Ashley Olson spent part of Father's Day at Ken Mercer Sports Park next to a memorial stone that bears her dad's name.
Jim Olson, a Pleasanton landscaper and popular youth sports coach, was killed in the summer of 1998 in a horrific car accident on a Nevada freeway as the family was driving home to Pleasanton. Ashley was thrown from the vehicle and paralyzed from the waist down. Her mother Elaine and younger sister Lori were injured and have recovered. An older sister, Kristina, was attending summer school and had skipped the trip.
June 9 was Jim's birthday, and Ashley was there to see for the first time a new wheelchair-accessible ramp built at her request to ease her trip to the memorial. She was there again Sunday to remember him on Father's Day.
She told me that there are 525,600 minutes in a year, and she spends about 200 of them at the memorial rock where her father's name is inscribed.
"Time is precious as we all know," she said. "Although my time at the memorial is short, its impact is undefinable, as is my father's presence. My father loved this place unselfishly, which is an understatement, and his legacy is a reminder that no matter who or where you are, you can serve others for the betterment of all."
I last interviewed Ashley in 2002 on the campus of the University of Southern California, where she was starting her freshman year. She was outside Pardee Tower, her dormitory that was one of the few buildings at USC fully furnished and equipped for those in wheelchairs.
She talked about her challenges, her fond memories of Pleasanton and the support she received, and her future. She was determined then to dedicate her life to helping those with disabilities and always mindful of her father's commitment to working to improve the athletic skills of those in youth sports.
Now living in San Ramon, she manages a website (www.wheelchairtraveling.com) that has become a prime resource for the disabled, especially those in wheelchairs.
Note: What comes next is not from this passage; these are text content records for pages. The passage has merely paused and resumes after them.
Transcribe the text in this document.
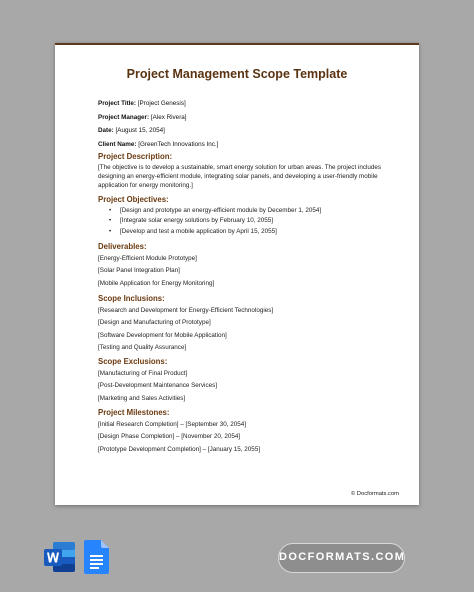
Project Management Scope Template
Project Title: [Project Genesis]
Project Manager: [Alex Rivera]
Date: [August 15, 2054]
Client Name: [GreenTech Innovations Inc.]
Project Description:

[The objective is to develop a sustainable, smart energy solution for urban areas. The project includes designing an energy-efficient module, integrating solar panels, and developing a user-friendly mobile application for energy monitoring.]

Project Objectives:
• [Design and prototype an energy-efficient module by December 1, 2054]
• [Integrate solar energy solutions by February 10, 2055]
• [Develop and test a mobile application by April 15, 2055]
Deliverables:
[Energy-Efficient Module Prototype]
[Solar Panel Integration Plan]
[Mobile Application for Energy Monitoring]
Scope Inclusions:
[Research and Development for Energy-Efficient Technologies]
[Design and Manufacturing of Prototype]
[Software Development for Mobile Application]
[Testing and Quality Assurance]
Scope Exclusions:
[Manufacturing of Final Product]
[Post-Development Maintenance Services]
[Marketing and Sales Activities]
Project Milestones:
[Initial Research Completion] – [September 30, 2054]
[Design Phase Completion] – [November 20, 2054]
[Prototype Development Completion] – [January 15, 2055]
© Docformats.com
DOCFORMATS.COM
Now also on Facebook with colorful photos, many taken by Ashley, it tells those who are paralyzed, who must use walkers or who are frail, suffering from other physical handicaps or temporarily sidelined from hiking and walking with their families where to travel, traverse pathways in local, state and national parks, have an easier time boarding and traveling in planes and otherwise enjoy life the best they can in today's mobile world.
Through her work with the National Park Service and many state park systems, Ashley also has made park management and rangers aware of accessibility problems on their turfs. In a recent trip to a Georgia State Park, she found a popular trail -- listed and marked as wheelchair accessible -- had partially collapsed into inches of soggy sand during recent rains. It was fixed quickly because of Ashley's complaint.
She's found other trails that are marked paved and accessible not quite so friendly. Heading up one trail in her arm-driven wheelchair, she found the paved path heading up a 22-degree slope not really accessible, except for powered wheelchairs or those with exceptionally strong arms. Yosemite is her favorite park, with well-marked, wheelchair-accessible trails and level campsites for campers and restaurants and nighttime entertainment all available on flat land. There, everyone can enjoy the park, whether walkers or in wheelchairs.
Asked why she still uses a manually driven chair, Ashley points to a friend's motorized one, which is about twice the size and difficult to navigate in a San Ramon condo like hers or to take on her frequent trips to report on accessible public places. She is considering a Firefly, a bike-like wheelchair attachment with a battery motor. Once she has saved the $300 it costs, she'll order one.